Piechociński: Ikea chce inwestować w Polsce ok. 1 mld euro rocznie (aktl.)

#
dochodzą dalsze informacje
#

15.05.2014 18:20

15.05. Poznań (PAP) - Ikea chce inwestować w Polsce ok. 1 mld euro rocznie - poinformował w czwartek wicepremier, minister gospodarki Janusz Piechociński w Wągrowcu (Wielkopolskie).

Wicepremier uczestniczył w Wągrowcu w uroczystości wmurowania kamienia węgielnego pod nową fabrykę mebli tapicerowanych, budowaną przez spółkę Polinova Polska.

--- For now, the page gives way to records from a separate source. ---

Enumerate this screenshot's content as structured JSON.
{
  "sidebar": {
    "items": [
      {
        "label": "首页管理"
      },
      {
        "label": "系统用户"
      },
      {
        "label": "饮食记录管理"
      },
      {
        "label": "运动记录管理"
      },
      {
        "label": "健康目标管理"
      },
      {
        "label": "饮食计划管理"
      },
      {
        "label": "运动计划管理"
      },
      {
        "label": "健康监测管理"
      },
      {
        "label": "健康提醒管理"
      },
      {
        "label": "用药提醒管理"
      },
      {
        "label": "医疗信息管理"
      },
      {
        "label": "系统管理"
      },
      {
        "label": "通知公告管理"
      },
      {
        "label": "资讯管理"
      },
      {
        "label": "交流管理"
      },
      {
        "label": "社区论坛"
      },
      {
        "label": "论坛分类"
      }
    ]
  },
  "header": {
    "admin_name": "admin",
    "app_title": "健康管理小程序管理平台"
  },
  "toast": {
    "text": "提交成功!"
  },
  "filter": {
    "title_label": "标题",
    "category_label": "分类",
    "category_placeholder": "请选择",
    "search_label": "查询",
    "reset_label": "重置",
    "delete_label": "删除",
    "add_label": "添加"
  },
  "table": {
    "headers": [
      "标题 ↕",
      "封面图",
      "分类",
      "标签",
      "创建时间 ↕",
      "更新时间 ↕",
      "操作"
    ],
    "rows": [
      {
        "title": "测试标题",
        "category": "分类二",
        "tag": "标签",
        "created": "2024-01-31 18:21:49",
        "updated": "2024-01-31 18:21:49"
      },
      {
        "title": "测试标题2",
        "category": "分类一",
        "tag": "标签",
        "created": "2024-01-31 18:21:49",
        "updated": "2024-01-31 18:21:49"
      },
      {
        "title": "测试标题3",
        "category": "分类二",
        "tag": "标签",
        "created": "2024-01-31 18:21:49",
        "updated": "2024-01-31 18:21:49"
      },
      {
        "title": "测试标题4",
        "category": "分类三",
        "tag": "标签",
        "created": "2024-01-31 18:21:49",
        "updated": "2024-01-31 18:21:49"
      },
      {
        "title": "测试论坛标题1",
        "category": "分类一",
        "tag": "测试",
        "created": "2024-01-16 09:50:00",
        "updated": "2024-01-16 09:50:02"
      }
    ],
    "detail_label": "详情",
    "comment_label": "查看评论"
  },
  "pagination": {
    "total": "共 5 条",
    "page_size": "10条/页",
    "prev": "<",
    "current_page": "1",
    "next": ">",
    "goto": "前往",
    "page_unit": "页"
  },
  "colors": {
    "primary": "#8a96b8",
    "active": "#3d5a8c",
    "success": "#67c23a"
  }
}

Piechociński ujawnił, że także szwedzki koncern Ikea planuje w Polsce kolejne duże inwestycje. "Jestem świeżo po rozmowach, będą inwestycje w nowe zakłady (...) rzędu 1 mld euro rocznie. To wszystko pokazuje, że Polsce warto zaufać i warto z nią współpracować" - powiedział.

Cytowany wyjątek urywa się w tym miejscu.